SFS Farms is owned by Drew Webb of Estes Park, Colorado, and Jason Kiredjian of Manhattan Beach. They are leasing land from Bob Campbell, the owner of a 965-acre historic ranch at 4874 Hapgood Road, 8 miles west of Buellton. Their cannabis operation is in an open field, not under hoops: it will be limited to two three-week harvests per year.

Lavagnino suggested that SFS Farms voluntarily provide a larger setback from the Gainey Vineyard and plant a row of trees and bushes between the two properties. Conlan said SFS Farms would agree to put in the landscaping and set back its marijuana plants 150 feet from the property line. That’s 100 feet farther than the 50-foot setback required under the county’s permissive cannabis ordinance.
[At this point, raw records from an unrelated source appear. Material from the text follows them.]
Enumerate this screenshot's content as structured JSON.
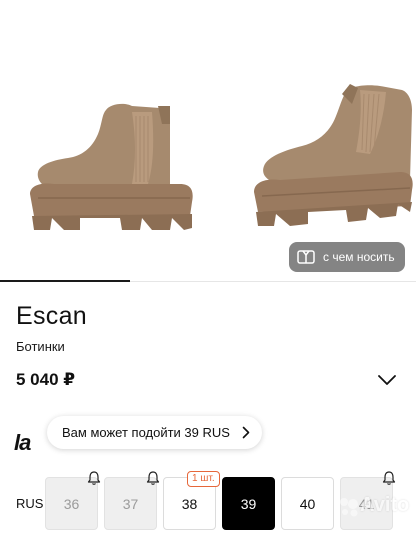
{
  "gallery": {
    "outfit_button_label": "с чем носить",
    "images": [
      "boot-side-view",
      "boot-three-quarter-view"
    ]
  },
  "product": {
    "brand": "Escan",
    "category": "Ботинки",
    "price": "5 040 ₽"
  },
  "logo": {
    "text": "la"
  },
  "size_suggestion": {
    "text": "Вам может подойти 39 RUS"
  },
  "sizes": {
    "system_label": "RUS",
    "stock_badge": "1 шт.",
    "items": [
      {
        "label": "36",
        "state": "unavailable",
        "notify_bell": true
      },
      {
        "label": "37",
        "state": "unavailable",
        "notify_bell": true
      },
      {
        "label": "38",
        "state": "available",
        "notify_bell": false
      },
      {
        "label": "39",
        "state": "selected",
        "notify_bell": false
      },
      {
        "label": "40",
        "state": "available",
        "notify_bell": false
      },
      {
        "label": "41",
        "state": "unavailable",
        "notify_bell": true
      }
    ]
  },
  "watermark": {
    "text": "Avito"
  },
  "colors": {
    "suede": "#a68a6e",
    "sole": "#9a7a5f",
    "elastic": "#b99b7e",
    "badge": "#e6673a",
    "selected": "#000000"
  }
}
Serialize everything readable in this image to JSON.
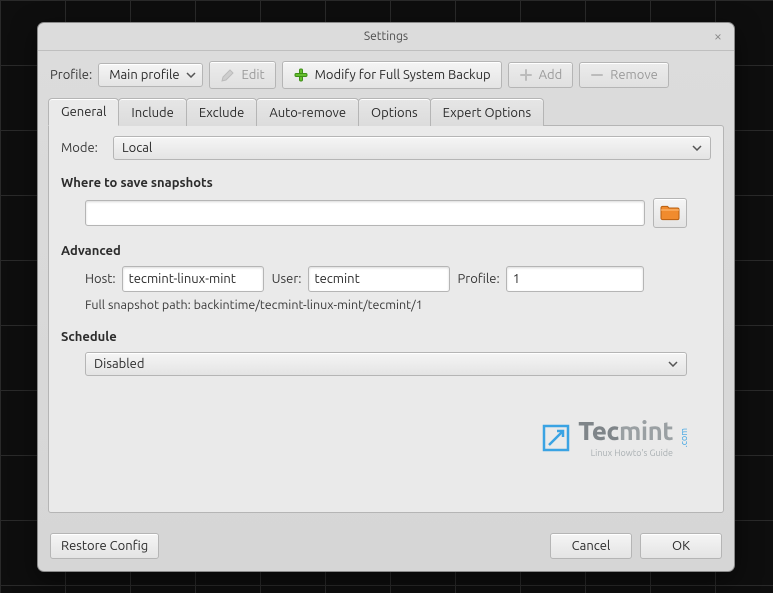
{
  "window": {
    "title": "Settings"
  },
  "toolbar": {
    "profile_label": "Profile:",
    "profile_selected": "Main profile",
    "edit": "Edit",
    "modify": "Modify for Full System Backup",
    "add": "Add",
    "remove": "Remove"
  },
  "tabs": {
    "general": "General",
    "include": "Include",
    "exclude": "Exclude",
    "auto_remove": "Auto-remove",
    "options": "Options",
    "expert": "Expert Options",
    "active": "general"
  },
  "general": {
    "mode_label": "Mode:",
    "mode_value": "Local",
    "where_label": "Where to save snapshots",
    "path_value": "",
    "advanced_label": "Advanced",
    "host_label": "Host:",
    "host_value": "tecmint-linux-mint",
    "user_label": "User:",
    "user_value": "tecmint",
    "profile_label": "Profile:",
    "profile_value": "1",
    "full_path_label": "Full snapshot path: backintime/tecmint-linux-mint/tecmint/1",
    "schedule_label": "Schedule",
    "schedule_value": "Disabled"
  },
  "footer": {
    "restore": "Restore Config",
    "cancel": "Cancel",
    "ok": "OK"
  },
  "watermark": {
    "name_strong": "Tec",
    "name_rest": "mint",
    "sub": "Linux Howto's Guide",
    "dotcom": ".com"
  }
}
“I’m appreciative,” Ammann said.

No Odor Control Required

The board’s vote on Tuesday was 4-1, with Supervisor Joan Hartmann, who represents much of the Santa Rita Hills region between Lompoc and Buellton, voting no. Hartmann has long favored amending the ordinance to require a more restrictive zoning permit for all cannabis, called a conditional use permit. 

A CUP would allow the board to reduce odors, limit the size of cannabis farms and draw buffer zones to avoid conflicts with “legacy” farms. The board majority vetoed the idea last year.

On Tuesday, Hartmann called SFS Farms “a gargantuan grow” and said she did not think the county should be giving “windfall profits to a few.” What’s more, SFS Farms would be operating with no odor controls in the Sta. Rita Hills, a federally-designated American Viticultural Area, Hartmann said, adding, “I think that’s really unjust …The provisions of the ordinance strait-jacket the board.”

Even as he voted in favor of SFS Farms, board Chairman Bob Nelson, who represents the western end of the Santa Rita Hills region, said he would have preferred a conditional use permit requirement “across-the-board.”

“I’m not convinced that this project will not have an effect on Melville,” he said. “The risk is on the winemakers. I really sympathize with him.”

Melinda Burns volunteers as a freelance journalist in Santa Barbara as a community service; she offers her news reports to multiple local publications, at the same time, for free.